Following yesterday’s Tales of Tomorrow is like getting the slot after Spiderman at the dance contest. Making the comparison even worse for TZ, this is a really mediocre episode.
Boring Father Mark Cassidy is working obsessively to raise funds for a new children’s hospital. His boring assistant brings him some boring tea, but the coffee and cigarettes probably have him wired enough already. Coming out of the rectory (hee hee), he sees an old family truckster passing by. It disappears around the bend on a dirt road. He hears a crash and runs down the road. At the bottom of a hill, he sees the car in flames. When his assistant arrives, she thinks he’s gone around the bend because she sees nothing.
As Cassidy is updating the fund-raising graph, Monsignor Perot  drops by. He says, “I remember when that children’s wing was just a dream.” That’s nothing, I remember 2 minutes ago when it was a whole hospital.
These are literally the most boring characters I have seen this year. Both are soft spoken old white men. The Monsignor is a geezer who, at least, is puffing on a meerschaum to give him a little character.  Cassidy is just a tall, blonde, angular non-entity. Both speak somberly and slowly as if to add some gravitas to the scene. The new announcer ain’t working for me either, but that can come later.
During a class about Father Damien and the lepers, he spots the family truckster through the window. He runs outside, and after the car. It again goes around the bend just out of budget range, and he hears the sound of a crash. His mob of students chase him down like they just found out he believes in the 1st amendment. He looks down the hill and sees the car on fire again — this time with a woman he recognizes inside. Again the kids see nothing.
That night, staring at a fire — a real one, in a fireplace — Cassidy looks through some pictures. He and the woman are in the same car, surrounded by kids. It is never made clear what their relationship is. At first, I though it was his family, but the kids are never mentioned. Maybe they were camp counselors. They are wearing camp tee-shirts and Cassidy has a whistle among his keepsakes; there is a lanyard, but that is inconclusive as there is no clipboard.
The next day, the Monsignor announces that after Cassidy’s years of hard work raising $2 million, the children’s wing can be built. Not only that, it will be named after Father Mark. He takes this news very somberly. Later the Monsignor tells him to take some time off, but he is worried about the clothing drive, the pageant, the operating costs. He is clearly driven, but it is the dullest drive I have ever seen. Worse than Alligator Alley.
Cassidy spills his guts in the confessional. He describes the actual accident from his youth when he looked exactly as he does now. He was able to hear the girl call him for help as she burned alive. He asks why he was thrown from the car and not her. He asks if all his works have not atoned for his cowardice at not fighting the flames to rescue her. He begs forgiveness at leaving her to die while he lawyered up with the family fixers, and wearing a fake neck-brace to her funeral in a laughably transparent ploy for sympathy. No, wait, that was Ted Kennedy.
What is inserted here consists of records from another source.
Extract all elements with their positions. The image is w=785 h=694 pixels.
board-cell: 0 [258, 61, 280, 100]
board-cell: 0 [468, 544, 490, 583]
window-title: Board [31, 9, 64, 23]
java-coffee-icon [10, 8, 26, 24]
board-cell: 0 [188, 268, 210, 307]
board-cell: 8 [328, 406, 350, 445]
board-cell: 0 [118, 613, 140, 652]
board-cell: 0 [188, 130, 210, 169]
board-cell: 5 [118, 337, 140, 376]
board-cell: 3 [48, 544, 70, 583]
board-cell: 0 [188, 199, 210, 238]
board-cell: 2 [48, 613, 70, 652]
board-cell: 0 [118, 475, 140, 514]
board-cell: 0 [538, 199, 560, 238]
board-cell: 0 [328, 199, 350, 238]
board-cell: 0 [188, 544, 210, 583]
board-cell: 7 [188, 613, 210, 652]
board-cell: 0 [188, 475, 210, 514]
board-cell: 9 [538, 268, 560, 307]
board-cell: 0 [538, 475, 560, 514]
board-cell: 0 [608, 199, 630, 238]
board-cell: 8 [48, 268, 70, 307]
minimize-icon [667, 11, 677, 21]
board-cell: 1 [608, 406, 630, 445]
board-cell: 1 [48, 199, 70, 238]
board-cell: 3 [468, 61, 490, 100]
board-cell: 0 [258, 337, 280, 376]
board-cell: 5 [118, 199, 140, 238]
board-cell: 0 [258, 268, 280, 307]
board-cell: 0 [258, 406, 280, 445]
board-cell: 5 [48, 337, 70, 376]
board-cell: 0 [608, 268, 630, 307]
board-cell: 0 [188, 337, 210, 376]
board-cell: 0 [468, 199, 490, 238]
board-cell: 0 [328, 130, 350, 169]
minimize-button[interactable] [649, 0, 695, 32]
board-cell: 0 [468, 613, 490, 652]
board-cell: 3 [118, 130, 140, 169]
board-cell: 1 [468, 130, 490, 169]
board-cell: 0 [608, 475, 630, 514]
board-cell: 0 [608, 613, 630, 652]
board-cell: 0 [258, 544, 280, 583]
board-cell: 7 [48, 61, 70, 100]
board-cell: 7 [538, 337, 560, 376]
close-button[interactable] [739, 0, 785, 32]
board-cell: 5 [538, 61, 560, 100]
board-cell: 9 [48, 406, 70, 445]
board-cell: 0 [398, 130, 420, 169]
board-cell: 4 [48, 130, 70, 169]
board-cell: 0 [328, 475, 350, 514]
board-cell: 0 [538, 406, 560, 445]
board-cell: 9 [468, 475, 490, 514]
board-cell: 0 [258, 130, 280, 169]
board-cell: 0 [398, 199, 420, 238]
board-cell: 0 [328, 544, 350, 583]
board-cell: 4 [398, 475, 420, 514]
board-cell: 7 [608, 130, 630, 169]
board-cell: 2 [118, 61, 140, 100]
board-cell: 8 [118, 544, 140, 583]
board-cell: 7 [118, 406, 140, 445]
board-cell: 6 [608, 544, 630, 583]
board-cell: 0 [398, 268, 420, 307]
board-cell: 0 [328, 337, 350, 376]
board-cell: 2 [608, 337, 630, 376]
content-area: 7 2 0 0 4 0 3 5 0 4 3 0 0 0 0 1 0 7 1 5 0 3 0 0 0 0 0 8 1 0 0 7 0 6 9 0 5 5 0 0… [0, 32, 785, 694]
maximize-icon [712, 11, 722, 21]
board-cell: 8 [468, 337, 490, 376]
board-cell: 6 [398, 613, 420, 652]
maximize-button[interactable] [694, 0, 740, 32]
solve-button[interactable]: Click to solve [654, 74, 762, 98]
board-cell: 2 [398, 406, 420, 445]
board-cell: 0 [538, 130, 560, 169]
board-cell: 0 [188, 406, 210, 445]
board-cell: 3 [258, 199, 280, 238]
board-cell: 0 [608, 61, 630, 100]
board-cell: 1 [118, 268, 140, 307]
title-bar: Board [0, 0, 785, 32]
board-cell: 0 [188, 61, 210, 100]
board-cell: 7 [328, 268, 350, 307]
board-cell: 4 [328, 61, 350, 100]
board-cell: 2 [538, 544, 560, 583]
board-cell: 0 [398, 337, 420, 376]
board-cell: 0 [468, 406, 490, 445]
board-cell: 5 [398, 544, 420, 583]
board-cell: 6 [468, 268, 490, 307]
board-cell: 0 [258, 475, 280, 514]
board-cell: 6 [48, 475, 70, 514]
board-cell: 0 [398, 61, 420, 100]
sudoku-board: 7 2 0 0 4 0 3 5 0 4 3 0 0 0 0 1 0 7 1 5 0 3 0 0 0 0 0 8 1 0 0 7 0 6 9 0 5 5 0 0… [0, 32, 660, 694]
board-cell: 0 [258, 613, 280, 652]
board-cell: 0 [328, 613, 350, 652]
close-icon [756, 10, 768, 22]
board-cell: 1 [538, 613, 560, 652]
The confessional is a great made-for-TV location for exposition. However, isn’t there supposed to be someone listening? I’m not up on the rules, but isn’t that the point? Isn’t the priest supposed to absolve you of your sins? Cassidy spends a couple of minutes talking to the screen partition — there is no one on the other side. I guess you could argue that he was talking to God, but that could be done anywhere.
He later sees the car outside again. This time, he gets into the car beside the woman and they drive around the bend. The screen goes black and we hear the same crash again. If this episode were not so deadly dull and dreary, I would have thought they were going for a joke. Actually, it is a pretty good joke, though unintentional.
However, the real joke is on the viewer as the episode continues at the funeral of Father Cassidy. As his casket passes by, the woman who had appeared burning in the car places a rose on it. She watches it be loaded into the hearse, then walks away. That’s it. Seriously, that’s it.
The script was nonsensical on a Hitchhikerian level. As a full stand-alone 30 minute episode, there was no excuse for this. Was the original crash his fault? Who was the woman? What was their relationship? Why was he confessing to an empty chair? How did he die?  How was the dead woman able to attend his funeral? She left a rose — does she forgive him? Shouldn’t she have faded away as she walked down the road? Or maybe at the end, they could have both driven safely around the bend? My only explanation is that the pace is so lethargic that scenes had to be cut for time.
The performances were so flat as to be tiresome. This includes the new announcer. I had hoped the person following the avuncular Charles Aidman would have a little more menace in his voice. Unfortunately, it sounds like they just went for a younger Aidman.
-  Also boring.
-  OK, it’s just a boring regular pipe.
-  When he got into the ghost car and rode away, his assistant should have seen him hovering down the road in a sitting position. To be fair, I’m willing to accept that anything in the car moved to a different dimension.
- Title Analysis: No idea what they were going for. Yeah, Cassidy crossed over at the end, but I don’t think that’s it. The car accident was not at a railroad crossing.